The Courts Address Network Neutrality Regulations


The concept of “net neutrality” has been a subject of vigorous discussion and debate in early 2014 following the D.C. Circuit’s January decision in Verizon v. Federal Communications Commission (January 14, 2014) No. 11-1355. Net neutrality refers to a presumption that Internet service providers (“ISPs”) will not discriminate against certain types of data. Currently, end users of the Internet may pay different rates depending on how fast their service is at the furthest downstream points, what Verizon referred to as “last-mile” transmission lines. Since 2010, however, the Federal Communications Commission (“FCC”) enforced certain “Network Neutrality rules” to ensure a relatively even playing field further upstream. See Open Internet Order, 25 F.C.C.R. 17905.

The reason for the FCC rules was due to the fear “that broadband providers might prevent their end-user subscribers from accessing certain [providers of content] altogether, or might degrade the quality of their end-user subscribers’ access to certain [] providers, either as a means of favoring their own competing content or services or to enable them to collect fees from certain [] providers. Thus, for example, a broadband provider like Comcast might limit its end-user subscribers’ ability to access the New York Times website if it wanted to spike traffic to its own news website, or it might degrade the quality of the connection to a search website like Bing if a competitor like Google paid for prioritized access.” Id., slip opn. at 6.

Through the Network Neutrality rules, the FCC sought to treat ISPs the same as “common carriers” under statutes dating back to the 1930s that prohibited such carriers from discriminating against certain types of content. Id. at 46. For example, a phone company cannot discriminate against certain types of calls and cannot refuse to list certain numbers in its phone books while printing others. The FCC reasoned that ISPs made information available to the public in a similar fashion and thus should be similarly regulated.

Verizon challenged the Network Neutrality rules contained in the Open Internet Order because it viewed the rules as an overbroad form of bureaucratic micro-management that would prevent it from innovating and competing with other ISPs. Because the FCC had previously classified ISPs not as common carriers, but in the Network Neutrality rules was essentially treating them as such, the Verizon court struck down the rules insofar as they addressed discrimination and blocking. “Given that the Commission has chosen to classify broadband providers in a manner that exempts them from treatment as common carriers, the Communications Act expressly prohibits the Commission from nonetheless regulating them as such. Because the Commission has failed to establish that the anti-discrimination and anti-blocking rules do not impose per se common carrier obligations, we vacate those portions of the Open Internet Order.” Id. at 4.

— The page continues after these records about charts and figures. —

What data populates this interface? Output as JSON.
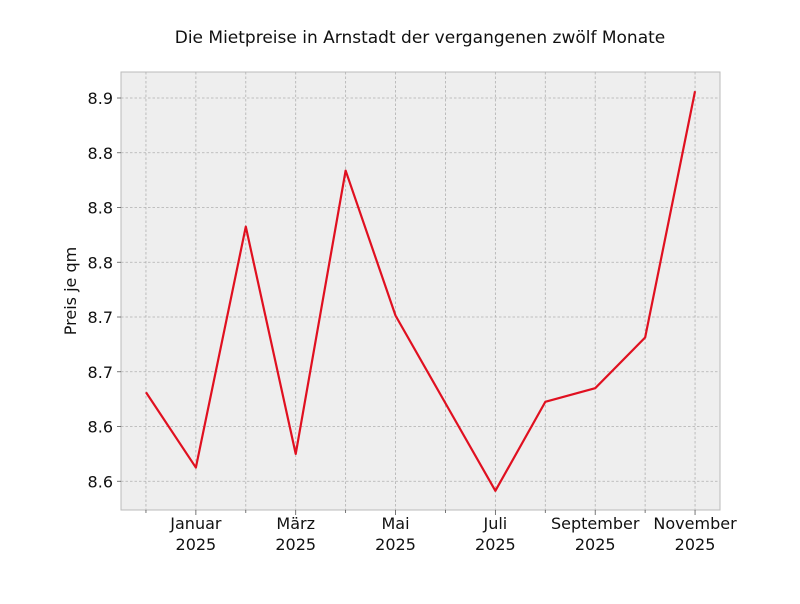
{
  "chart_data": {
    "type": "line",
    "title": "Die Mietpreise in Arnstadt der vergangenen zwölf Monate",
    "y_label": "Preis je qm",
    "categories": [
      null,
      "Januar\n2025",
      null,
      "März\n2025",
      null,
      "Mai\n2025",
      null,
      "Juli\n2025",
      null,
      "September\n2025",
      null,
      "November\n2025"
    ],
    "series": [
      {
        "name": "Preis je qm",
        "color": "#e01020",
        "values": [
          8.665,
          8.61,
          8.786,
          8.62,
          8.827,
          8.721,
          8.657,
          8.593,
          8.658,
          8.668,
          8.705,
          8.885
        ]
      }
    ],
    "ylim": [
      8.579,
      8.899
    ],
    "yticks": [
      {
        "value": 8.6,
        "label": "8.6"
      },
      {
        "value": 8.64,
        "label": "8.6"
      },
      {
        "value": 8.68,
        "label": "8.7"
      },
      {
        "value": 8.72,
        "label": "8.7"
      },
      {
        "value": 8.76,
        "label": "8.8"
      },
      {
        "value": 8.8,
        "label": "8.8"
      },
      {
        "value": 8.84,
        "label": "8.8"
      },
      {
        "value": 8.88,
        "label": "8.9"
      }
    ],
    "grid": true
  }
}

The court did, however, leave undisturbed the FCC’s power to require ISPs to disclose how they manage Internet traffic. The court also agreed that the FCC has the power to regulate Internet service in a general sense, and left the door open for the FCC to draft specific rules addressing the classification issue that would pass judicial scrutiny and allow the FCC to re-impose net neutrality requirements.

Whether and how Network Neutrality regulations will come to pass remains to be seen. There are many proponents of net neutrality – after all, the idea that information should be “equally” available over the Internet is one that has broad appeal and support. However, others disagree with what they see as overly restrictive regulation of the Internet that might actually prevent service providers from being able to differentiate their services from one another and, therefore, would unfairly restrict them from being able to compete. Opponents of net neutrality also feel that any net neutrality rules could be a slippery slope toward more intrusive government regulation of the Internet.

The Court of Appeals’ decision is already leaving big ripples. Just a few days ago, Netflix agreed to pay Comcast to ensure that its content flows quickly to Comcast customers, not in small part in reaction to Verizon. By some estimates, Netflix streaming accounts for up to 31% of total Internet traffic to homes in the United States. Apple was also recently reported to be in similar discussions with Comcast that would allow its content to flow quickly, thereby giving Apple an advantage over companies whose content flows slower.

Net neutrality faces an uncertain future. The FCC recently stated it will not appeal Verizon, but instead will regulate anti-competitive behavior on the Internet on a “case by case basis.” Along these lines, the FCC is reportedly drawing up new net neutrality regulations that it hopes will survive challenge in the courts. The issue of net neutrality is, in some sense, an issue of the limits of technology – as faster broadband becomes more generally available, concerns about the relative speed of one type of content over another may fade. Nevertheless, at least for the near future, net neutrality will remain a hot-button topic in the area of IP law and more specifically, Internet law.